Ponte Al Tiro
Durante la Guerra Fría, Estados Unidos soñaba con fabricar superhombres y leer pensamientos como si fuera ciencia ficción barata. La paranoia anticomunista alcanzó niveles tan ridículos que en la década de 1950 la CIA lanzó un programa ultrasecreto llamado MK-Ultra, cuyo propósito era crear técnicas de control mental. La lógica era simple y espantosa: si los soviéticos podían adoctrinar, los estadounidenses debían ser capaces de borrar, moldear y reprogramar la mente humana.
El proyecto se camufló bajo capas de burocracia y patriotismo, pero su esencia era la experimentación con drogas psicodélicas, electrochoques, privación sensorial y manipulación psicológica extrema. Fue un laboratorio de horrores disfrazado de defensa nacional, donde miles de personas —sin saberlo— fueron usadas como conejillos de Indias.
Entre los químicos que se volvieron estrellas del delirio destaca el LSD, una sustancia descubierta en 1943 por el suizo Albert Hofmann y que, para la CIA, parecía el Santo Grial del control mental. Si una gota podía alterar la percepción del tiempo, el ego y la realidad, tal vez podrían convertir a cualquier enemigo en un muñeco obediente. Nadie se preguntó si la ética tenía algo que decir al respecto.
LABORATORIOS OCULTOS
Los primeros ensayos del MK-Ultra comenzaron en 1953 bajo la dirección de Sidney Gottlieb, un químico con espíritu de brujo y ambición de dios. Gottlieb creía que para construir una mente nueva, primero había que destruir la vieja. Así, los agentes del programa drogaron a soldados, presos, prostitutas, vagabundos y pacientes psiquiátricos sin advertirles que participarían en un experimento.

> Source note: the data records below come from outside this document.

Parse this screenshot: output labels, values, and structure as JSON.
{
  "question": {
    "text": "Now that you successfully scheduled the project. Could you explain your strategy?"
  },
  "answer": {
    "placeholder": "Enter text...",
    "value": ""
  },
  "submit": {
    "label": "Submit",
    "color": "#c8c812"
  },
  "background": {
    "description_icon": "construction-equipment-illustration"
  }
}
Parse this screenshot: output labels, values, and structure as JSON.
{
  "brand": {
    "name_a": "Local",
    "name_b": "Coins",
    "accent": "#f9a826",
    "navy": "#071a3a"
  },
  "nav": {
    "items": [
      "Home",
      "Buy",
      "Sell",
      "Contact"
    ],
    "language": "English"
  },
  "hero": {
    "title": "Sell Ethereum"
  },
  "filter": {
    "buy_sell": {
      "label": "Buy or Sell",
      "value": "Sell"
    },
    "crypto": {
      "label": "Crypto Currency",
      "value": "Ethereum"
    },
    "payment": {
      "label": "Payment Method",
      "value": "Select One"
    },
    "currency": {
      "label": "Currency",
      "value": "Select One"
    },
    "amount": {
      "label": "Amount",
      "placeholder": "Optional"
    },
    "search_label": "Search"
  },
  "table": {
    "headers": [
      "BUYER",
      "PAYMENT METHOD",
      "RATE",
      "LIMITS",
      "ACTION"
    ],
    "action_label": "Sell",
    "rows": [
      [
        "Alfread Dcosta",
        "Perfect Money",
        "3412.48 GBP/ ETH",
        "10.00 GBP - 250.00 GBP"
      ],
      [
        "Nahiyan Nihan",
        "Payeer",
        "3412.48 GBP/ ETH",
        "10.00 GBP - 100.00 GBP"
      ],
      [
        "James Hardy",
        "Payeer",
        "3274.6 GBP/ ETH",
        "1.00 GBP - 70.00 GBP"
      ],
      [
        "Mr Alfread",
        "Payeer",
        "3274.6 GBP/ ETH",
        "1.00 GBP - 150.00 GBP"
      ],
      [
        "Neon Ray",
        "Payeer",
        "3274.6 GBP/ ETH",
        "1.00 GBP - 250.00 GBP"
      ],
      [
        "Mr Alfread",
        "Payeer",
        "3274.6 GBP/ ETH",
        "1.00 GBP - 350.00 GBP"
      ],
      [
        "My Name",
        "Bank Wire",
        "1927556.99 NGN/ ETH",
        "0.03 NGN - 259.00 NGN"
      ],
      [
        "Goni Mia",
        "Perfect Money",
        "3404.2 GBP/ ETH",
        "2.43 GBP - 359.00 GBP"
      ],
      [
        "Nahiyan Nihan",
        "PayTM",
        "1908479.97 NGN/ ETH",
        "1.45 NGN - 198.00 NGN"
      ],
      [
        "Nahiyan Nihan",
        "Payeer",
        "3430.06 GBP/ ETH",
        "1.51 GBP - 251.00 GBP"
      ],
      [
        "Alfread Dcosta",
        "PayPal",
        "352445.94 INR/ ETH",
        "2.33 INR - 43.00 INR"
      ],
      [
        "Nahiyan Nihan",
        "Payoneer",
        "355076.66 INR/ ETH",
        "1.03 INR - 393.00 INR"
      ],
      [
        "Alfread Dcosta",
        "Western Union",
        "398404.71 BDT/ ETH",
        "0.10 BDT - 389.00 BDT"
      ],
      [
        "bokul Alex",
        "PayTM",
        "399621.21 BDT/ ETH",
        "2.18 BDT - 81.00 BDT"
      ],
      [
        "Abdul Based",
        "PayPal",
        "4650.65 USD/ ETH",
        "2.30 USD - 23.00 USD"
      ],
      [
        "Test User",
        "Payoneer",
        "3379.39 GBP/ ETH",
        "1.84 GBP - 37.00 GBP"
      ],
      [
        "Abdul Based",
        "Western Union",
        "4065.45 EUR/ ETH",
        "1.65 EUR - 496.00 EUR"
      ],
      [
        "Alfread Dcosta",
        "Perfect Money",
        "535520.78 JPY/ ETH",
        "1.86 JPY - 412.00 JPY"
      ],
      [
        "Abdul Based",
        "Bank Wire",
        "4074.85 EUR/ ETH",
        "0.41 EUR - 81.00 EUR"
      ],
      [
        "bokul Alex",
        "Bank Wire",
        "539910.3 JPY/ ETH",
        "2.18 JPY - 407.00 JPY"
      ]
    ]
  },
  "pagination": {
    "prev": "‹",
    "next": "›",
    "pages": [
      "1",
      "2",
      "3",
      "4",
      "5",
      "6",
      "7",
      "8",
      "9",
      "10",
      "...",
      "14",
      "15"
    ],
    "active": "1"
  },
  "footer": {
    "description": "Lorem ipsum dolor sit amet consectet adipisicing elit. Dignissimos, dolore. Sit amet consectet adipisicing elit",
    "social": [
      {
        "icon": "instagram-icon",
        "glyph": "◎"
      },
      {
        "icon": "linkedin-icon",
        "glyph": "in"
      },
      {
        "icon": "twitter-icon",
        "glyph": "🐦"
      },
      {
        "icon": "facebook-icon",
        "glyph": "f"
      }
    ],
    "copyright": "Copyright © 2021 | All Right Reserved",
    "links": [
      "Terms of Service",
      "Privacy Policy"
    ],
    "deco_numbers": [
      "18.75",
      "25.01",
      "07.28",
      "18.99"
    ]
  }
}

Los testimonios posteriores son pesadillas en estéreo: individuos que despertaban en cuartos sin ventanas, con electrodos pegados a la cabeza, oyendo grabaciones repetitivas durante horas mientras el LSD distorsionaba cada pensamiento. En hospitales y universidades, médicos colaboradores de la CIA administraron dosis alucinantes a personas comunes, registrando sus reacciones como si fueran cobayas.
El experimento más infame ocurrió en un burdel falso de San Francisco, conocido como Operation Midnight Climax. Ahí, prostitutas contratadas por la agencia llevaban clientes para ‘divertirse’, mientras detrás de los espejos los agentes observaban, grababan y analizaban los efectos del LSD en situaciones sexuales. Todo en nombre de la seguridad nacional, claro.

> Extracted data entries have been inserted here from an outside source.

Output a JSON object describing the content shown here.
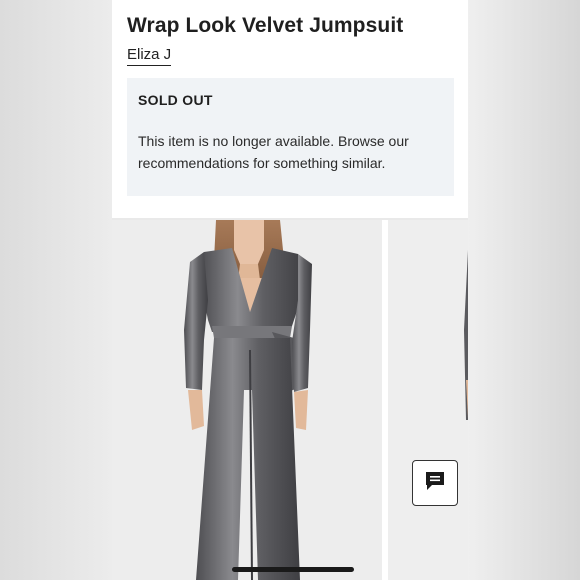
{
  "product": {
    "title": "Wrap Look Velvet Jumpsuit",
    "brand": "Eliza J"
  },
  "availability": {
    "status": "SOLD OUT",
    "message": "This item is no longer available. Browse our recommendations for something similar."
  },
  "gallery": {
    "images": [
      {
        "subject": "model wearing gray velvet wrap jumpsuit, front view"
      },
      {
        "subject": "model wearing gray velvet wrap jumpsuit, side view"
      }
    ]
  },
  "chat": {
    "icon": "chat-icon"
  },
  "colors": {
    "notice_bg": "#f0f3f6",
    "velvet": "#6b6b6e",
    "text": "#1f1f1f"
  }
}
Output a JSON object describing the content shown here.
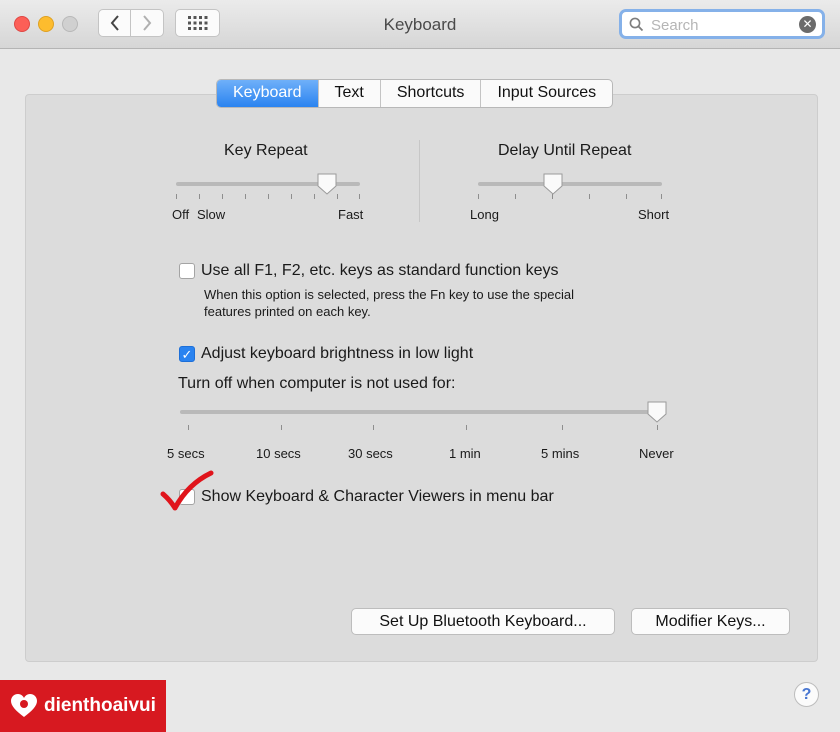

En otros casos, pacientes de hospitales psiquiátricos recibieron electroshocks combinados con drogas psicotrópicas para borrar recuerdos y reconfigurar la personalidad. Uno de ellos fue Frank Olson, científico del propio ejército estadounidense, quien tras ser drogado sin su consentimiento sufrió una crisis nerviosa y cayó por la ventana de un hotel en Nueva York en 1953. Oficialmente fue “suicidio”, aunque décadas después se confirmó que había sido víctima directa de MK-Ultra.
RESACA MORAL
Durante veinte años el programa operó con absoluta impunidad. El Congreso no sabía, la prensa no preguntaba y los registros se guardaban bajo toneladas de clasificaciones. Pero en 1973, cuando el escándalo del Watergate obligó a limpiar los sótanos del espionaje, el director de la CIA, Richard Helms, ordenó destruir casi todos los documentos del proyecto.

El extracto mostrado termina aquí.